ECLI:NL:RBHAA:2011:BU4101
Rechtbank Haarlem
- Wraking
- R.H.M. Bruin
- A.E. Patijn
- M.J. Smit
- Rechtspraak.nl
Wraking van een rechter in bestuursrechtelijke procedure
In deze zaak heeft verzoeker op 4 december 2010 een wrakingsverzoek ingediend tegen mr. [A], de rechter die betrokken was bij zijn hoofdzaak. De wraking werd aangevraagd omdat verzoeker meende dat de rechter een uitspraak had gedaan zonder een zitting te houden, waardoor de schijn van vooringenomenheid was gewekt. De rechtbank heeft de rechter in de gelegenheid gesteld om op het wrakingsverzoek te reageren, maar de rechter heeft van deze gelegenheid geen gebruik gemaakt. De rechtbank heeft vervolgens op 1 maart 2011 geoordeeld dat verzoeker niet-ontvankelijk is in zijn wrakingsverzoek.

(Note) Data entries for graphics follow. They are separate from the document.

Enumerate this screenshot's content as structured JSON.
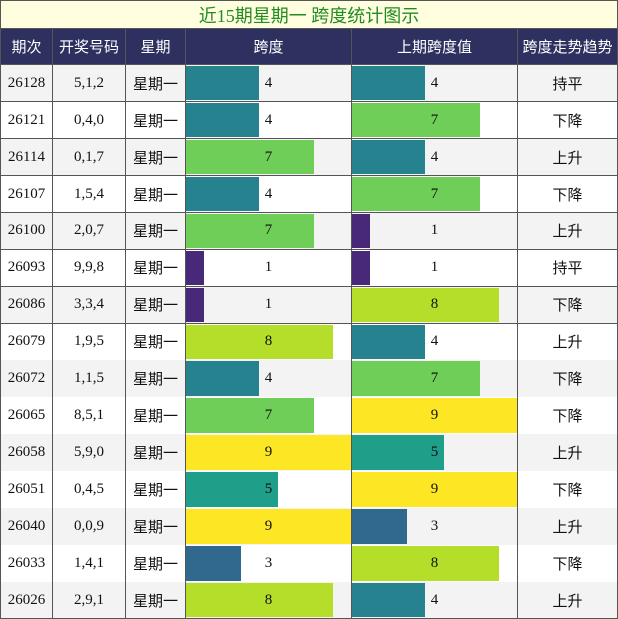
{
  "title": "近15期星期一 跨度统计图示",
  "header": [
    "期次",
    "开奖号码",
    "星期",
    "跨度",
    "上期跨度值",
    "跨度走势趋势"
  ],
  "span_lim": [
    0,
    9
  ],
  "colors": {
    "1": "#482878",
    "3": "#31688e",
    "4": "#26828e",
    "5": "#1f9e89",
    "7": "#6ece58",
    "8": "#b5de2b",
    "9": "#fde725"
  },
  "rows": [
    {
      "period": "26128",
      "numbers": "5,1,2",
      "weekday": "星期一",
      "span": 4,
      "prev_span": 4,
      "trend": "持平"
    },
    {
      "period": "26121",
      "numbers": "0,4,0",
      "weekday": "星期一",
      "span": 4,
      "prev_span": 7,
      "trend": "下降"
    },
    {
      "period": "26114",
      "numbers": "0,1,7",
      "weekday": "星期一",
      "span": 7,
      "prev_span": 4,
      "trend": "上升"
    },
    {
      "period": "26107",
      "numbers": "1,5,4",
      "weekday": "星期一",
      "span": 4,
      "prev_span": 7,
      "trend": "下降"
    },
    {
      "period": "26100",
      "numbers": "2,0,7",
      "weekday": "星期一",
      "span": 7,
      "prev_span": 1,
      "trend": "上升"
    },
    {
      "period": "26093",
      "numbers": "9,9,8",
      "weekday": "星期一",
      "span": 1,
      "prev_span": 1,
      "trend": "持平"
    },
    {
      "period": "26086",
      "numbers": "3,3,4",
      "weekday": "星期一",
      "span": 1,
      "prev_span": 8,
      "trend": "下降"
    },
    {
      "period": "26079",
      "numbers": "1,9,5",
      "weekday": "星期一",
      "span": 8,
      "prev_span": 4,
      "trend": "上升"
    },
    {
      "period": "26072",
      "numbers": "1,1,5",
      "weekday": "星期一",
      "span": 4,
      "prev_span": 7,
      "trend": "下降"
    },
    {
      "period": "26065",
      "numbers": "8,5,1",
      "weekday": "星期一",
      "span": 7,
      "prev_span": 9,
      "trend": "下降"
    },
    {
      "period": "26058",
      "numbers": "5,9,0",
      "weekday": "星期一",
      "span": 9,
      "prev_span": 5,
      "trend": "上升"
    },
    {
      "period": "26051",
      "numbers": "0,4,5",
      "weekday": "星期一",
      "span": 5,
      "prev_span": 9,
      "trend": "下降"
    },
    {
      "period": "26040",
      "numbers": "0,0,9",
      "weekday": "星期一",
      "span": 9,
      "prev_span": 3,
      "trend": "上升"
    },
    {
      "period": "26033",
      "numbers": "1,4,1",
      "weekday": "星期一",
      "span": 3,
      "prev_span": 8,
      "trend": "下降"
    },
    {
      "period": "26026",
      "numbers": "2,9,1",
      "weekday": "星期一",
      "span": 8,
      "prev_span": 4,
      "trend": "上升"
    }
  ]
}
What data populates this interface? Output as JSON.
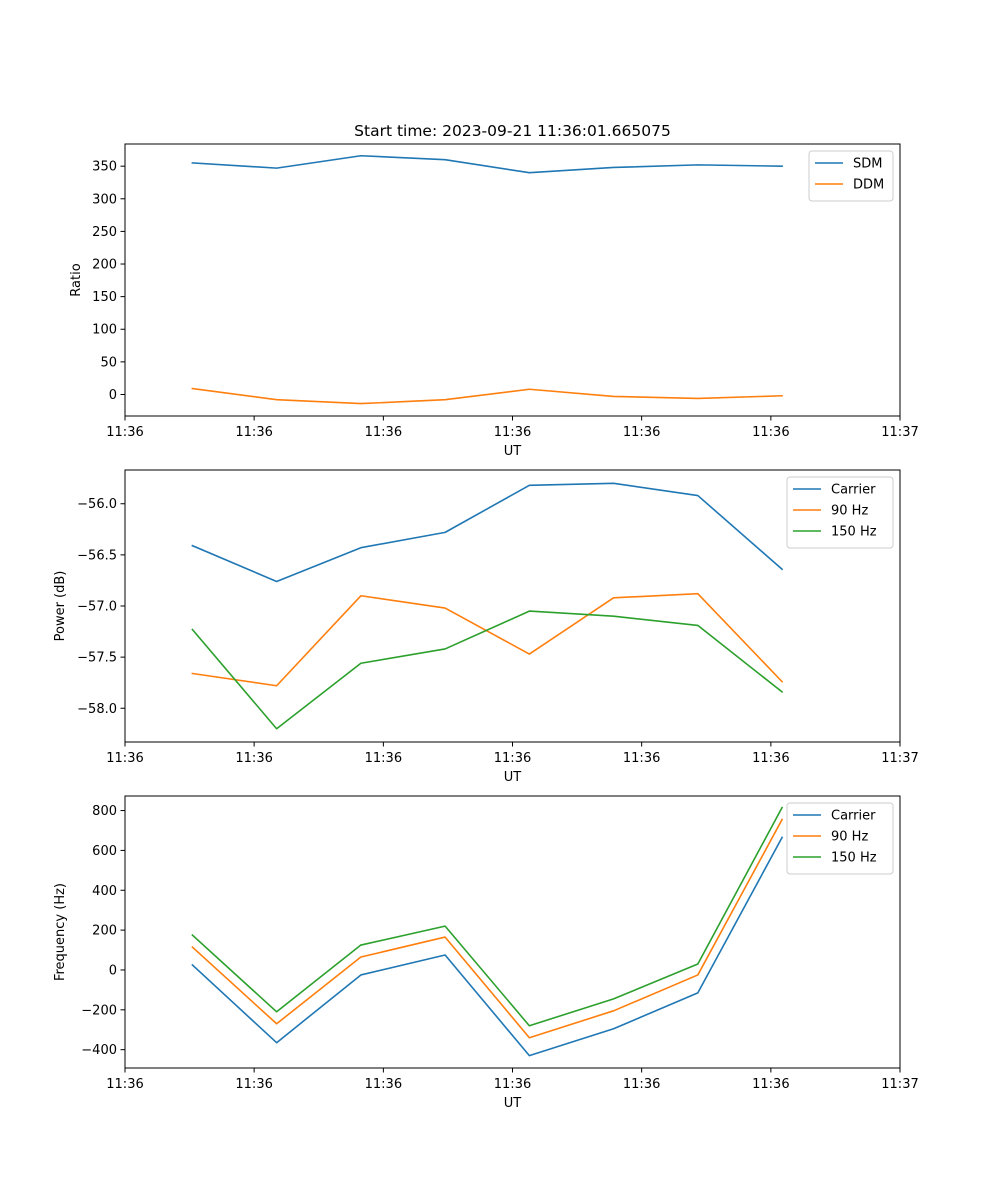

Dit oordeel is gebaseerd op artikel 8:55 lid 4 van de Algemene wet bestuursrecht (Awb), dat bepaalt dat de rechter die de uitspraak heeft gedaan geen deel uitmaakt van de kamer die het verzet behandelt. De rechtbank heeft vastgesteld dat de rechter de zaak niet meer behandelt en dat het wrakingsverzoek daarom niet kan worden ingewilligd. De rechtbank heeft ook opgemerkt dat de vraag of er sprake was van feiten die de onpartijdigheid van de rechter in gevaar zouden kunnen brengen, door de kamer die uitspraak doet op het verzet kan worden beantwoord. De beslissing is openbaar uitgesproken en er staat geen rechtsmiddel open tegen deze beslissing.